Костя смерил расстояние до леса и успокоился. На ближайшее время человек с неприятным взглядом не мог быть ему опасен. Лес должен был защитить его. Этот лес был единственным укромным местом на открытой равнине: русские беглые пленные и собственные немецкие дезертиры при своих продвижениях к австрийской границе неизбежно попадали туда и жили там от облавы до облавы, и, конечно, донесение еще об одном подозрительном человеке, скрывавшемся в лесу, не удивило бы жандарма и не заставило бы его лететь на поимку немедленно.
В лесу Костя отошел подальше от опушки и спрятался в ельнике. При его приближении какой-то другой беглый, ломая сучья, бросился от него в гущу: лес был достаточно населен, хотя его жители не могли видеть друг друга из-за густоты ельника. Костя не стал окликать товарища, и, так как до наступления темноты никаких подвигов от него не требовалось, в программе дня наступил пробел, который хорошо было заполнить отдыхом и сном, что Костя и сделал.
Он провел восхитительный день, спал и просыпался под пенье птиц, ходил между деревьями вправо и влево, наслаждаясь уже тем, что сам выбирает себе направление. Он чувствовал себя в лесу как горожанин, которого смущает, что он вошел куда-то, не постучавшись и не спросив, можно ли войти. Но птицы, хозяева леса, по-видимому ничего не имели против него, они пели и перелетали с места на место, точно его и не было рядом, и понемногу он освоился. Ему совестно было рвать цветы, чтобы понюхать их, он ложился на землю и однажды, принюхиваясь, сделал открытие: земля тоже пахла, она благоухала гнилью рождения, свежестью новой силы, — почему он раньше не замечал этого: ведь он ежедневно топтался по земле, оскорбляя ее своей работой.
Он устал в конце концов от всего прекрасного, что он испытал в этот день, лег снова и уснул и, проснувшись, со вкусом съел ломоть хлеба, запрятанный во внутренний карман военнопленных штанов.

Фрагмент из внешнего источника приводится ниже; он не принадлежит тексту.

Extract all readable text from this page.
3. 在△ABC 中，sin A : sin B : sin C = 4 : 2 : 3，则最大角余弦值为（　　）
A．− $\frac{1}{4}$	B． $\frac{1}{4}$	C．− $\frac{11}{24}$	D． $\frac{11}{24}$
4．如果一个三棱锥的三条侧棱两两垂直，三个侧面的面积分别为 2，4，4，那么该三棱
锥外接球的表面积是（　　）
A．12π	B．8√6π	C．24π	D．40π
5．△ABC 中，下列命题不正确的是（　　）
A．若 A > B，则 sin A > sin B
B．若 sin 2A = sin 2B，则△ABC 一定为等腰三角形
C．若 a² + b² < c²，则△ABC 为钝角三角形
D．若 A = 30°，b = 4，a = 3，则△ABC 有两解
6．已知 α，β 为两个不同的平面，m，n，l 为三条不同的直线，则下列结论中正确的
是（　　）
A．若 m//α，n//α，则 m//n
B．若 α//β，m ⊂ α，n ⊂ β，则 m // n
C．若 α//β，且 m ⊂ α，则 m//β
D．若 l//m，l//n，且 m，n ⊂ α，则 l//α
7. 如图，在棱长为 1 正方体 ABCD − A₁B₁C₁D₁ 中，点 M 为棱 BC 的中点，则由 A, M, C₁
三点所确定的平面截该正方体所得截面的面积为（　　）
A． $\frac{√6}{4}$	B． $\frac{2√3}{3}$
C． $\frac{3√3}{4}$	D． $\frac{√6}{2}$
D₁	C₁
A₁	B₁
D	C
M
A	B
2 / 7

Он съел без остатка, потому что ломоть был невелик, и кроме того не было смысла сберегать крохи, — стоило только дождаться темноты и выйти на дорогу, и должны были начаться по порядку все те приключения, которых он ждал и в которых пища подразумевалась сама собой.
В сумерках, свежий и мечтательный, он вышел на опушку. Сучья трещали у него под ногами. Он морщился и ступал, едва прикасаясь к земле, но, так как они продолжали трещать, он бросил осторожность: в конце концов, он — немец в штатском костюме и имеет право ходить по лесу, не заботясь о том, трещат у него под ногой сучья или нет.
Он даже позволил себе остановиться на опушке и полюбоваться красками горизонта. Он нашел их великолепными. Он подумал, что еще вчера такой, же закат, не произвел бы на него впечатления, — мир изменился, потому что изменился он сам.
— Да, да… — сказал он вслух. — Это оттого, что я не в плену…
И неожиданно какая-то тень прошла по багровому фону, закат продолжал гореть, но уже словно в отдалении, потом он снова придвинулся и снова отдалился, он задвигался в Костиных глазах, потому что его ухо в это самое время уловило рядом чьи-то шаги. Он оглянулся, и закат сразу исчез из его головы.
Отделившись от большого дерева, к нему приближался серый человек, с винтовкой на ремне, в черной каске, и знаками звал его подойти. Он подождал и взял винтовку на придел, но, когда Костя подошел к нему ближе, опустил винтовку.
— Я — Эмиль Лаугниц из Хачкау… — сказал Костя твердо. — Я иду домой.
— Из Хачкау? — повторил солдат, удивленно разглядывая Костино одеяние. — Из Хачкау? — повторил он еще раз с усмешкой. — Милый друг, Хачкау — это только пишется на картах, но люди, которые живут в Хачкау, говорят, что они из Точка. В Точка люди говорят по-своему, милый друг…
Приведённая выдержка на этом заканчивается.